Houseparty’s mission is to connect people in the most human way possible when they are physically apart. We believe that our greatest opportunity to improve people’s lives is to reinvent how we communicate. Houseparty empowers people to have more frequent conversations with the people they care about most, meet new friends, and have fun together.

As a Site Reliability Engineer at Houseparty, you'll drive a variety of projects involving scalability and performance monitoring, internal tooling, system and process automation, and much more.
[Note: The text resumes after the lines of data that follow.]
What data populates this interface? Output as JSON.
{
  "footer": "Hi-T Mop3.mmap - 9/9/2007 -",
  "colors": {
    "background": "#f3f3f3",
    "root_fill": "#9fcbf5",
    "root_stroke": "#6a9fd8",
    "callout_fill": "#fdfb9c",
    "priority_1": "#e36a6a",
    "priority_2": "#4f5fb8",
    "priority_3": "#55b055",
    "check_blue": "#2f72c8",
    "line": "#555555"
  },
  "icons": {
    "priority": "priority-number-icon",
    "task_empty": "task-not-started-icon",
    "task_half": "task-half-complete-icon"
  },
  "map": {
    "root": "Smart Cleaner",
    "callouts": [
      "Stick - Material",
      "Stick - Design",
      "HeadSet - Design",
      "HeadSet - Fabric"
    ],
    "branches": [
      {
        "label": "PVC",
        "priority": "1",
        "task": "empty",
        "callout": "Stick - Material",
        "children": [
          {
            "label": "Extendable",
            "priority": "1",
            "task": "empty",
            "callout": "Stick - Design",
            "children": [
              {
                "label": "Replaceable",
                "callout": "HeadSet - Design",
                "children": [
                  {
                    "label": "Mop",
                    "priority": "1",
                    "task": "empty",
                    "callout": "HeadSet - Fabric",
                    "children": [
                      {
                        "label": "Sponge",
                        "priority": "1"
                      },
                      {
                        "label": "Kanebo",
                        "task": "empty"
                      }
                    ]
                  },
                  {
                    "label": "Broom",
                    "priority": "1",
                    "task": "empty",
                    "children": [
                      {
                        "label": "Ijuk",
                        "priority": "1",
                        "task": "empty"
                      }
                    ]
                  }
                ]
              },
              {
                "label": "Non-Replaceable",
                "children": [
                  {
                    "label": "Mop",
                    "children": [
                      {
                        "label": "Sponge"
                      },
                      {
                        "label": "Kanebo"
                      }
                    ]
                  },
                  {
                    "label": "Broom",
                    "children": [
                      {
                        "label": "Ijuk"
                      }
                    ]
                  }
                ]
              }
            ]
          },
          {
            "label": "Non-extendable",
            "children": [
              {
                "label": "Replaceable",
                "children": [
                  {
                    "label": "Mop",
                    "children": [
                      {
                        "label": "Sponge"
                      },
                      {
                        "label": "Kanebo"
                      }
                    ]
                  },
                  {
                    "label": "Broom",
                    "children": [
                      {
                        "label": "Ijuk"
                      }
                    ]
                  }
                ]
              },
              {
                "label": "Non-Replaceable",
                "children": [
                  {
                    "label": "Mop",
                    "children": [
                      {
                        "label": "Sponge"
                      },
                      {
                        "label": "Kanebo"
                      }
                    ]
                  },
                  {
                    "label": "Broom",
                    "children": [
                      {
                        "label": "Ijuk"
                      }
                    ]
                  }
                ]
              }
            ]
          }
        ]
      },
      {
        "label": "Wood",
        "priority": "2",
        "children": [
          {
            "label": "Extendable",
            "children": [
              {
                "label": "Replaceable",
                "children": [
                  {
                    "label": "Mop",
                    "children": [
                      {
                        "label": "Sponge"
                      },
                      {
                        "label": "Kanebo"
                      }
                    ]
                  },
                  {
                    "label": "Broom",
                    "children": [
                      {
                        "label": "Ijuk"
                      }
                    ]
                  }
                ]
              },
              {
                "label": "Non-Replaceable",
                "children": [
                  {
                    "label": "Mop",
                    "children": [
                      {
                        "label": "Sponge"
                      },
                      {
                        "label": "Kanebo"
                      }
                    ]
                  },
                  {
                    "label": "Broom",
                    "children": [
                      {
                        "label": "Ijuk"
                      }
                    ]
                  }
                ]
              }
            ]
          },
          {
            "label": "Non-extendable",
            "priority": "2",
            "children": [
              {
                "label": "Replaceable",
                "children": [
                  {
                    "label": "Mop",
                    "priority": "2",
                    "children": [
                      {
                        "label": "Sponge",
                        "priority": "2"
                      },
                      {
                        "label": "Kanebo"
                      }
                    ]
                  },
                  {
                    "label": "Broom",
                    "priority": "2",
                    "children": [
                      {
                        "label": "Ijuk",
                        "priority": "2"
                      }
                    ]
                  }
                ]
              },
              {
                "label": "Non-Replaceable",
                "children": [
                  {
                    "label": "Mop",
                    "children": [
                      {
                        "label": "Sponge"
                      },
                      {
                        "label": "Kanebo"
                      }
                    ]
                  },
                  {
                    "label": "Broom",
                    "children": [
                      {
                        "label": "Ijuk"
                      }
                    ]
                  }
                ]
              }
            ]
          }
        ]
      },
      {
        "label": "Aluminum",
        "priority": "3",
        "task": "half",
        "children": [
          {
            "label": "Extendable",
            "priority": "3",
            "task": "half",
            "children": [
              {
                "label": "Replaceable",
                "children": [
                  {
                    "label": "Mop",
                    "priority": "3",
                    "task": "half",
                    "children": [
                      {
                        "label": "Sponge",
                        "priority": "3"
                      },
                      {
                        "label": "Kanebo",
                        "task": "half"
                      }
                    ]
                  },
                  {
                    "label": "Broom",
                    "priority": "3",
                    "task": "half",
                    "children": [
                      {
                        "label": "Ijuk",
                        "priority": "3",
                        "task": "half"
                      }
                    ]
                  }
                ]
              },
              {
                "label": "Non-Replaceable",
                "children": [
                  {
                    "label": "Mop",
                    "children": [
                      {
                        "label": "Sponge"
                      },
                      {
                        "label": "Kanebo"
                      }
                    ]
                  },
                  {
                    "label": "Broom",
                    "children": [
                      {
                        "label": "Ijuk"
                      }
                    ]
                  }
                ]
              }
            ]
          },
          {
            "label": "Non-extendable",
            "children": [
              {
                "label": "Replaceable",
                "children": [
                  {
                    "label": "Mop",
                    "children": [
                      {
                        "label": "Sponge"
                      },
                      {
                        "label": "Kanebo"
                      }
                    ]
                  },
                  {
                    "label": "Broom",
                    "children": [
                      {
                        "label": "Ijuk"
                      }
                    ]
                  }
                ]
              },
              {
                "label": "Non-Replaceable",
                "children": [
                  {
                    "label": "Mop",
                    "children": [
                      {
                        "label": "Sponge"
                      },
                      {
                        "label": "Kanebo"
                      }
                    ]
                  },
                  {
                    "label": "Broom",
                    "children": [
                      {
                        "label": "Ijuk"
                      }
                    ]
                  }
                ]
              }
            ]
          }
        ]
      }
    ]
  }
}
If this sounds interesting, we'd love to talk.

Role and Responsibilities:

    • You'll be responsible for all things infrastructure: design, architecture, communication, monitoring, availability, scalability (obviously), failover and recovery
    • You will identify, analyze, and mitigate risk exposure at all levels
    • You'll manage team backlogs and ensure forward project momentum

You Ideally:

    • Have excellent systems-level analytical skills and an ability to move up and down the stack
    • Have a generally data-conscious, creative attitude toward systems and infrastructure
    • Have a passion for automation, and knowledge of system automation frameworks
    • Have basic sysadmin skills (install a host, upgrade a box, format a disc, etc)
    • Have a deep understanding of Linux
    • Have experience with AWS at scale (>100 nodes)
    • Have experience with relational and non-relational databases (we like Postgres, Redis)
    • Have experience with cluster / container frameworks (Kubernetes, Docker, Mesos, etc)
    • Have kernel experience
    • Have experience debugging JVM
    • Have experience setting up and using common CI tools (we like Jenkins, Travis)
    • Understand the causes of load and latency, the differences between them, and how to minimize both
    • Understands configuration management systems and config-as-code (we use Terraform)
    • Know several scripting and programming languages (Bash, Go, Python, Scala, etc)
    • Know how not to do things that take down our entire system (but seriously)
    • Enjoy a high growth environment


    • Be committed to standard engineering methodologies, including automated testing and continuous integration
    • Be willing to take risks with product features and functionality
    • Be dedicated to creative problem solving
    • Be an excellent written and verbal communicator
    • Be prepared for diverse challenges without fear of failure
    • Be passionate about crafting the future of digital communication
    • Be a social person. We are a social app, we like social people.